Author : Stephen Goldsmith
Publisher : Brookings Institution Press
Page : 264 pages
File Size : 48,33 MB
Release : 2009-12-01
Category : Business & Economics
ISBN : 0815701969
A Brookings Institution Press and Ash Center for Democratic Governance and Innovation publication The era of strict top-down, stovepiped public management in America is over. The traditional dichotomy between public ownership and privatization is an outdated notion. Public executives have shifted their focus from managing workers and directly providing services to orchestrating networks of public, private, and nonprofit organizations to deliver those services. Unlocking the Power of Networks employs original sector-specific analyses to reveal how networked governance achieves previously unthinkable policy goals. Stephen Goldsmith and Donald F. Kettl head a stellar cast of policy practitioners and scholars exploring the potential, strategies, and best practices of high-performance networks while identifying next-generation issues in public-sector network management. They cover the gamut of public policy issues, including national security, and the book even includes a thought-provoking look at how jihadist terrorists use the principles of network management to pursue their goals.
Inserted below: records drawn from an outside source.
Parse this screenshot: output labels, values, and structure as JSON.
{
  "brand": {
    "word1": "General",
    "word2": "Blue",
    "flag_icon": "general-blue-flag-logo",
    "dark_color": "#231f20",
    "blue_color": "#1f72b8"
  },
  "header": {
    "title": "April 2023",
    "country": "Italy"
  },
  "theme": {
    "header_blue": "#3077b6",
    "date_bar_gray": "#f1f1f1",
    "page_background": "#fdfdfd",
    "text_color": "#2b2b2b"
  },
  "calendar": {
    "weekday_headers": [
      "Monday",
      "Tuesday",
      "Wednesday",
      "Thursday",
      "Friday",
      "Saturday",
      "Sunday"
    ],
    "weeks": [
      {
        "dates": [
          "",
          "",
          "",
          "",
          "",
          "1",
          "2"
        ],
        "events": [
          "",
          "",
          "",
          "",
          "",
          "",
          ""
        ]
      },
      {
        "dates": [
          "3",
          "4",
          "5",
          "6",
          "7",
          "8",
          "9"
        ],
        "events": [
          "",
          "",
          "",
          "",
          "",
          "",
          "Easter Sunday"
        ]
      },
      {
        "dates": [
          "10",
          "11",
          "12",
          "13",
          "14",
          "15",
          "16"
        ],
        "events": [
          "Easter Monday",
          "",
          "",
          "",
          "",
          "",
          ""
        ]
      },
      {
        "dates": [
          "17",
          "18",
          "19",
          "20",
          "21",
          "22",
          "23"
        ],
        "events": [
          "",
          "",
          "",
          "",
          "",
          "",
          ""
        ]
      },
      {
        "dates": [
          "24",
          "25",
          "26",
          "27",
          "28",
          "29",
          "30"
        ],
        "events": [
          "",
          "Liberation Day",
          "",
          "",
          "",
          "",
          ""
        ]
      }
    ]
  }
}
Contributors: William G. Berberich (Virginia Tech), Tim Burke (Harvard University), G. Edward DeSeve (University of Pennsylvania),William D. Eggers (Manhattan Institute), Anne M. Khademian (Virginia Tech), H. Brinton Milward (University of Arizona), Mark H. Moore (Harvard University), Paul Posner (George Mason University), Jörg Raab (Tilburg University), and Barry G. Rabe (University of Michigan).
Author : Lois M. Davis
Publisher : Rand Corporation
Page : 153 pages
File Size : 37,59 MB
Release : 2014-02-28
Category : Education
ISBN : 0833084933
Assesses the effectiveness of correctional education for both incarcerated adults and juveniles, presents the results of a survey of U.S. state correctional education directors, and offers recommendations for improving correctional education.
Author : Glen Retief
Publisher : St. Martin's Press
Page : 288 pages
File Size : 44,22 MB
Release : 2011-04-12
Category : Biography & Autobiography
ISBN : 1429960086
An extraordinary, literary memoir from a gay white South African, coming of age at the end of apartheid in the late 1970s. Glen Retief's childhood was at once recognizably ordinary--and brutally unusual. Raised in the middle of a game preserve where his father worked, Retief's warm nuclear family was a preserve of its own, against chaotic forces just outside its borders: a childhood friend whose uncle led a death squad, while his cultured grandfather quoted Shakespeare at barbecues and abused Glen's sister in an antique-filled, tobacco-scented living room. But it was when Retief was sent to boarding school that he was truly exposed to human cruelty and frailty. When the prefects were caught torturing younger boys, they invented "the jack bank," where underclassmen could save beatings, earn interest on their deposits, and draw on them later to atone for their supposed infractions. Retief writes movingly of the complicated emotions and politics in this punitive all-male world, and of how he navigated them, even as he began to realize that his sexuality was different than his peers'.